The ISO process was promoted as an effective mechanism for developing international consensus amongst countries and stakeholders from civil society, business and other interests – ISO's reach being achieved through its network of national standards institutes from 157 countries, as well as links with more than 600 international and regional organizations collaborating in its programme of more than 3000 committees and working groups.
ISO standards offer practical tools for addressing climate change at four levels:
Monitoring climate change through technical, basic equipment and measurement standards (e.g., ISO/TC 211 on geomatics, ISO/TC 146/SC5 on meteorology).
Quantifying GHG emissions and communicating on environmental impacts, including the leading ISO standards ISO 14064 (Parts 1, 2 and 3) and ISO 14065 on GHG accounting, verification, validation and accreditation of bodies carrying out these activities.
Promoting good practice in environmental management and design, for example achieving broad deployment of organizational commitment to the environment through widespread implementation of ISO 14001, which provides the requirements for environmental management systems-
Opening markets for energy efficient technologies and renewable sources, including established programmes for hydrogen, nuclear and wind technologies, as well as new standardization work on solid and liquid biofuels, and proposals for standards on improving energy management in organizations.
In particular, ISO, WBCSD and WRI highlighted the recently signed Memorandum of Understanding (MoU) under which the organizations have agreed to jointly cooperate on and promote the ISO 14064 standards and the WRI/WBCSD-developed GHG Protocol
In the second week, ISO contributed to discussions concerning a proposed new initiative to fund and encourage small business action on the sustainability agenda.
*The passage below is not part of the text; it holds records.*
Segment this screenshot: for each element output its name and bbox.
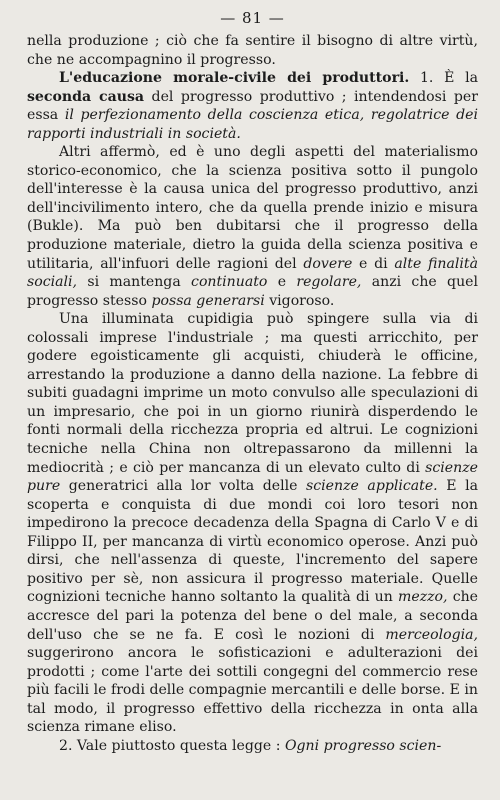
italic-text: possa generarsi	[151, 292, 265, 309]
page-number: — 81 —	[220, 9, 285, 27]
italic-text: regolare,	[296, 274, 362, 291]
text-run: generatrici alla lor volta delle	[60, 478, 307, 495]
text-run: nella produzione ; ciò che fa sentire il bisogno di altre virtù, che ne accompagnino il progresso.	[27, 33, 478, 68]
body-text	[27, 32, 478, 755]
text-run: vigoroso.	[264, 292, 335, 309]
paragraph	[27, 143, 478, 310]
text-run: e	[267, 274, 297, 291]
italic-text: alte finalità sociali,	[27, 255, 478, 291]
italic-text: scienze applicate.	[306, 478, 438, 495]
bold-text: seconda causa	[27, 88, 145, 105]
text-run: 1. È la	[409, 70, 478, 87]
paragraph	[27, 737, 478, 756]
text-run: si mantenga	[77, 274, 192, 291]
italic-text: merceologia,	[385, 626, 478, 643]
text-run: Altri affermò, ed è uno degli aspetti del materialismo storico-economico, che la scienza positiva sotto il pungolo dell'interesse è la causa unica del progresso produttivo, anzi dell'incivilimento intero, che da quella prende inizio e misura (Bukle). Ma può ben dubitarsi che il progresso della produzione materiale, dietro la guida della scienza positiva e utilitaria, all'infuori delle ragioni del	[27, 144, 478, 272]
text-run: 2. Vale piuttosto questa legge :	[59, 737, 285, 754]
paragraph	[27, 69, 478, 143]
text-run: anzi che quel progresso stesso	[27, 274, 478, 309]
text-run: che accresce del pari la potenza del bene o del male, a seconda dell'uso che se ne fa. E così le nozioni di	[27, 589, 478, 643]
text-run: suggerirono ancora le sofisticazioni e adulterazioni dei prodotti ; come l'arte dei sottili congegni del commercio rese più facili le frodi delle compagnie mercantili e delle borse. E in tal modo, il progresso effettivo della ricchezza in onta alla scienza rimane eliso.	[27, 645, 478, 736]
italic-text: scienze pure	[27, 459, 478, 495]
text-run: Una illuminata cupidigia può spingere sulla via di colossali imprese l'industriale ; ma questi arricchito, per godere egoisticamente gli acquisti, chiuderà le officine, arrestando la produzione a danno della nazione. La febbre di subiti guadagni imprime un moto convulso alle speculazioni di un impresario, che poi in un giorno riunirà disperdendo le fonti normali della ricchezza propria ed altrui. Le cognizioni tecniche nella China non oltrepassarono da millenni la mediocrità ; e ciò per mancanza di un elevato culto di	[27, 311, 478, 476]
italic-text: dovere	[303, 255, 353, 272]
italic-text: Ogni progresso scien-	[284, 737, 442, 754]
italic-text: il perfezionamento della coscienza etica, regolatrice dei rapporti industriali in società.	[27, 107, 478, 142]
text-run: del progresso produttivo ; intendendosi per essa	[27, 88, 478, 124]
text-run: E la scoperta e conquista di due mondi coi loro tesori non impedirono la precoce decadenza della Spagna di Carlo V e di Filippo II, per mancanza di virtù economico operose. Anzi può dirsi, che nell'assenza di queste, l'incremento del sapere positivo per sè, non assicura il progresso materiale. Quelle cognizioni tecniche hanno soltanto la qualità di un	[27, 478, 478, 606]
paragraph	[27, 32, 478, 69]
text-run: e di	[352, 255, 395, 272]
paragraph	[27, 310, 478, 737]
bold-text: L'educazione morale-civile dei produttori.	[59, 70, 410, 87]
italic-text: mezzo,	[397, 589, 448, 606]
italic-text: continuato	[191, 274, 268, 291]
Currently entitled the Sustainability of the Planet foundation, its founders will be seeking to establish the initiative at a global level and to strengthen more formal cooperation with key actors such as ISO, the United Nations Environment Programme (UNEP), the United Nations Global Compact, the International Institute for Sustainable Development (IISD) and WBCSD.
In the final days of the Bali meetings, ISO presented at a special side event organized by the International Emissions Trading Association (IETA) concerning voluntary carbon markets and the impact of the new Voluntary Carbon Standard (VCS). The VCS is a recently launched, global carbon offset standard that effectively incorporates exacting principles from the ISO 14064 series and ISO 14065.
Co-developed by the IETA, the Climate Group and WBCSD, the VCS will provide a new and much-needed level of assurance for the certification of voluntary offsets, especially targeted to organizations keen to tackle climate change by going "carbon-neutral". Developers of the VCS estimate that annual transactions in the voluntary carbon market could reach USD 4billion in the next five years and that the VCS will be instrumental to this future growth.
ISO International Standards - Practical tools for addressing climate change
Hot topics - Climate change
ISO Deputy Secretary-General Kevin McKinley stated: "The success of all emissions trading programmes will be assisted by extensive use and reference to the globally accepted ISO 14064 series and ISO 14065. In fact, truly additional and material reductions in global GHG emissions can only be achieved through the continued convergence of ISO standards and both the voluntary and regulatory GHG emission verification, validation, accreditation and trading regimes.
"This Bali meeting has been especially useful to promote, particularly with key industry and non-governmental partners, the foundational role that ISO standards are playing in contributing to mitigating climate change and to achieving a truly sustainable world."